Industrielle KI
IFS setzt auf Asset-basiertes Preismodelle
IFS führt ein neues Preismodell ein, das den Zugang zu ‚Industrial AI‘ vereinfachen soll. Statt pro Nutzer zahlen Unternehmen künftig nach betriebenen Assets, was eine unternehmensweite Nutzung ohne Kostensprünge ermöglicht.
IFS, Anbieter von Industrial-AI-Software, hat ein neues Preismodell vorgestellt, das die bisherige Praxis der nutzerbasierten Lizenzierung ersetzt. Zukünftig bezahlen Unternehmen nach Assets, die sie betreiben oder verwalten, statt nach der Zahl der Nutzer.
Ein Beispiel: Ein Energieunternehmen mit 400 Offshore-Anlagen zahlt für diese 400 Assets, nicht für die 12.000 Personen oder Maschinen, die auf die Daten zugreifen müssen. Das Modell koppelt die Softwarekosten direkt an die operativen Vermögenswerte wie Produktionsanlagen, Infrastruktur oder Komponenten. So entstehen vorhersehbare Kosten, die mit dem Geschäftsbetrieb übereinstimmen, und Projekte können ohne Nutzerbegrenzung skaliert werden.
Mark Moffat, CEO von IFS, sagt: „Wir möchten nicht, dass Unternehmen sich bei der Anzahl der Nutzer beschränken, sondern dass sie KI überall dort einsetzen, wo sie Werte schaffen können. Unternehmen sollen nicht zwischen der Automatisierung ihrer Abläufe und der Kontrolle von Softwarekosten wählen müssen. Diesen Zielkonflikt beseitigen wir mit unserem neuen Preismodell. Wir rechnen nicht nach Mitarbeitern ab – wir rechnen nach der Arbeit ab, die erledigt wird.“
Die Umstellung soll die Nutzung von Industrial AI in Unternehmen erleichtern und die Softwareinvestitionen direkt an den betrieblichen Nutzen koppeln.

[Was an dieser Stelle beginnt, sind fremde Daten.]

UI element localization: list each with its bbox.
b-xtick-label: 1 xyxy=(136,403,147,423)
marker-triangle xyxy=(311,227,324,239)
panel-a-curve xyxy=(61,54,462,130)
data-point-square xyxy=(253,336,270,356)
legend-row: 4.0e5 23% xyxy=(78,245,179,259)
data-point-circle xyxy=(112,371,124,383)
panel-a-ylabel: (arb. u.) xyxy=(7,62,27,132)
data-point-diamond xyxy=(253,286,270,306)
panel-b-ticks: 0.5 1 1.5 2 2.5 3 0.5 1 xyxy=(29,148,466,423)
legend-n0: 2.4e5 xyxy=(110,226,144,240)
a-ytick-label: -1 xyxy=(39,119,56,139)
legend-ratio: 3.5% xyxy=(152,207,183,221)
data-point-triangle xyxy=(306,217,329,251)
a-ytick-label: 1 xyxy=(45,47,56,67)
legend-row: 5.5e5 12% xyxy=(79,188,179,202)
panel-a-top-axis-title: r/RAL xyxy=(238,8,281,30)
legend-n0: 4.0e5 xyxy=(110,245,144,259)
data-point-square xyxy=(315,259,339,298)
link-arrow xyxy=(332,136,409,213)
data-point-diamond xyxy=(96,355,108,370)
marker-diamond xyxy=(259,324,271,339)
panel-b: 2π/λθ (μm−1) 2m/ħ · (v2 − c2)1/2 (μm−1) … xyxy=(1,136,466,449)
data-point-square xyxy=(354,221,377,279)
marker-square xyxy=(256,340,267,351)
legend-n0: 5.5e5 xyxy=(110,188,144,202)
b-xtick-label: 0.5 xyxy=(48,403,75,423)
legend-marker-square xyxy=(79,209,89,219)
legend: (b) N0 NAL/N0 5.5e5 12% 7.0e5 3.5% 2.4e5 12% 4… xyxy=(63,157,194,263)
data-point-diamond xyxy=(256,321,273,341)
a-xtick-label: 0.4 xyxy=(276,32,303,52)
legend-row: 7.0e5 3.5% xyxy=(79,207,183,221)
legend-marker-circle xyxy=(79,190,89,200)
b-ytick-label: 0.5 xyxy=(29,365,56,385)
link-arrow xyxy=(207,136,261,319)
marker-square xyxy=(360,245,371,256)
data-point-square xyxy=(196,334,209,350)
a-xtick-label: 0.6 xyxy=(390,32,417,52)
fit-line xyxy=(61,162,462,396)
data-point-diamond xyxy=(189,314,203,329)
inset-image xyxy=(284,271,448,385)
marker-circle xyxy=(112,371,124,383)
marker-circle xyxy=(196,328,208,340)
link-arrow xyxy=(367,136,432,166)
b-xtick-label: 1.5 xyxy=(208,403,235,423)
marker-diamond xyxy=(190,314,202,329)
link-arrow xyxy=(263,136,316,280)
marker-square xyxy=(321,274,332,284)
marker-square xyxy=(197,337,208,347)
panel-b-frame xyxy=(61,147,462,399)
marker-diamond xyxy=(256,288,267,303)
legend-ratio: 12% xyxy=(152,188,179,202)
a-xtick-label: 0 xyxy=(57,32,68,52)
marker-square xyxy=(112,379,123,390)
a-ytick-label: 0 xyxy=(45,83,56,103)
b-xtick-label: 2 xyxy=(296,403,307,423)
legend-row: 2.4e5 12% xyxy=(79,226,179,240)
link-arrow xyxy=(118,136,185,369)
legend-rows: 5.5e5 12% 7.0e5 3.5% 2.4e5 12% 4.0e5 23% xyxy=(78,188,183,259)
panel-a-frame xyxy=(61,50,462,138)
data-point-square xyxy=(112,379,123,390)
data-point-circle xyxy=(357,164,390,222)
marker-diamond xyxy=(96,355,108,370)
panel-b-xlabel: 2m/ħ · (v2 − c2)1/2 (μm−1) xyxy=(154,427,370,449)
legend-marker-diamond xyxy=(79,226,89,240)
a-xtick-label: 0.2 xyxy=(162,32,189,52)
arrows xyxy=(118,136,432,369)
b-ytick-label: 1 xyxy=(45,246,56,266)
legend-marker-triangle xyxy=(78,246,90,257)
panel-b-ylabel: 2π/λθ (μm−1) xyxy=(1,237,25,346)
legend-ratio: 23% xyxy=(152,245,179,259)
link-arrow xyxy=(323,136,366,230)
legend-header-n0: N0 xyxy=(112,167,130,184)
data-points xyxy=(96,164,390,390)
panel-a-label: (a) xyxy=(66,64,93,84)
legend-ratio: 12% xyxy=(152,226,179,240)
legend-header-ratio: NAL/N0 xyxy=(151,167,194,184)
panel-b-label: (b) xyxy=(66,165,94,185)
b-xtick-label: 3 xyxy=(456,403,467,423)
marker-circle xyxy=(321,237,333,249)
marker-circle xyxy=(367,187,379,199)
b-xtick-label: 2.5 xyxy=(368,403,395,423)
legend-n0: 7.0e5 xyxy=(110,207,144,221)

Analysten von IDC begrüßen die Initiative und betonen, dass asset-basierte Modelle Unternehmen mehr Flexibilität geben und Wachstum fördern können.
Die neue Preisgestaltung ist Teil der Industrial-AI-Strategie von IFS und adressiert die steigende Nachfrage nach skalierbaren, unternehmensweiten Lösungen, ohne dass die Kosten pro Nutzer unkontrolliert steigen.